They slowed down looking at him with queer, blank eyes. Ciaran blew up, because he had to relax somehow.

"It's all over now. What are you scared of? It's gone." He cursed them, with more feeling than fairness. "What about the Kalds? What happened back there?"

The hunter wiped a huge hand across his red-bearded face. "Everybody went crazy," he said thickly. "Some got killed or hurt. Some got away, like us. The rest were caught again." He jerked his head back. "They're coming this way. They're hunting us. They hunt by scent, the grey beasts do."

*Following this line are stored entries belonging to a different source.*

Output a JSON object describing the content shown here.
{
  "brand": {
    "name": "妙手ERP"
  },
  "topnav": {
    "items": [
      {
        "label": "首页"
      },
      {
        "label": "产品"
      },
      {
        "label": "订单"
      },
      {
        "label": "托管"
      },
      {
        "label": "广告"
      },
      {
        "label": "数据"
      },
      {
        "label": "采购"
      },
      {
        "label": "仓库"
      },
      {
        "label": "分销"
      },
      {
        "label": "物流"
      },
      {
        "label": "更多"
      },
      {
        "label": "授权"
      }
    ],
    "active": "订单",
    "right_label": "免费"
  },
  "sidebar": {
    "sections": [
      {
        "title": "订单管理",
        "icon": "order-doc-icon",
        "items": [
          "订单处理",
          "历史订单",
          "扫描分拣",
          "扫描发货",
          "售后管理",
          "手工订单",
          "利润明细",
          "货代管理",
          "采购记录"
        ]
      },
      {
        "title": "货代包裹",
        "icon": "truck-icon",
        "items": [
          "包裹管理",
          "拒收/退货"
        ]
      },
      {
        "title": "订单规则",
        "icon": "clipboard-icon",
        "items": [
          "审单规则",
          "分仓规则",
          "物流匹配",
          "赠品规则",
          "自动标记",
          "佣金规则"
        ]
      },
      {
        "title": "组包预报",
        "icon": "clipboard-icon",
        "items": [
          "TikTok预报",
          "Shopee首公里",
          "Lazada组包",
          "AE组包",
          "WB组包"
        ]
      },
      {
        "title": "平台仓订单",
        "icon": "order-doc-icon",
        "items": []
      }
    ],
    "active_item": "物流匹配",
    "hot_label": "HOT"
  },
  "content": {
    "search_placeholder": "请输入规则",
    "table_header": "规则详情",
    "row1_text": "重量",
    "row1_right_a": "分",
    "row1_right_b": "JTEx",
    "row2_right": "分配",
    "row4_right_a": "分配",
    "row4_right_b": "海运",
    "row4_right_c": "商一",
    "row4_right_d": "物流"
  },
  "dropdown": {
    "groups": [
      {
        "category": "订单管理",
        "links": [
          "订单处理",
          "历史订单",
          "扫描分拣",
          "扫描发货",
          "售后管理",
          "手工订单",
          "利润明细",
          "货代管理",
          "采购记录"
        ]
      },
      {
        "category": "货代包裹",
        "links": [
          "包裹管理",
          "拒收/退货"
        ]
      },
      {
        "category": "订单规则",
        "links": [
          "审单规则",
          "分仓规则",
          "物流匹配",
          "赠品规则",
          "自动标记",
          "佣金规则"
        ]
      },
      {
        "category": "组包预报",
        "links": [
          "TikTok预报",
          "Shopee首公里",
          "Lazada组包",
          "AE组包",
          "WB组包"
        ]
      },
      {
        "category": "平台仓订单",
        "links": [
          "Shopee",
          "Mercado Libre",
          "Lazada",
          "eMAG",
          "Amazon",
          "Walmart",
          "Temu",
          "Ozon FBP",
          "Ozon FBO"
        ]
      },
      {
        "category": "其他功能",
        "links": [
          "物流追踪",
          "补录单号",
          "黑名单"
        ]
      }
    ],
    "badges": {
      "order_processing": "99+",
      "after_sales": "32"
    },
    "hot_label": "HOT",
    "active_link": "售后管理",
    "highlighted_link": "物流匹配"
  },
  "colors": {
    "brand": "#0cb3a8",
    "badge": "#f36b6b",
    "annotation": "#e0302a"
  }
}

"Then we've got to get going." Ciaran turned around. "Mouse. You, Mousie! Snap out of it, honey. It's all right now."

She shivered and choked over her breath, and the hermit fixed them both with pale, mad eyes.

"It was a warning," he said. "A portent of judgment, when only the pure shall be saved." He pointed a bony finger at Ciaran. "I told you that evil could not prevail against devils!"

That got through to Mouse. Sense came back into her black eyes. She took a step toward the hermit and let go.

"Don't you call him evil—or me either! We've never hurt anybody yet, beyond lifting a little food or a trinket. And besides, who the hell are you to talk! Anybody as handy with a picklock as you are has had plenty of practice...."

Mouse paused for breath, and Ciaran got a look at the hermit's face. His stomach quivered. He tried to shut Mouse up, but she was feeling better and beginning to enjoy herself. She plunged into a detailed analysis of the hermit's physique and heredity. She had a vivid and inventive mind.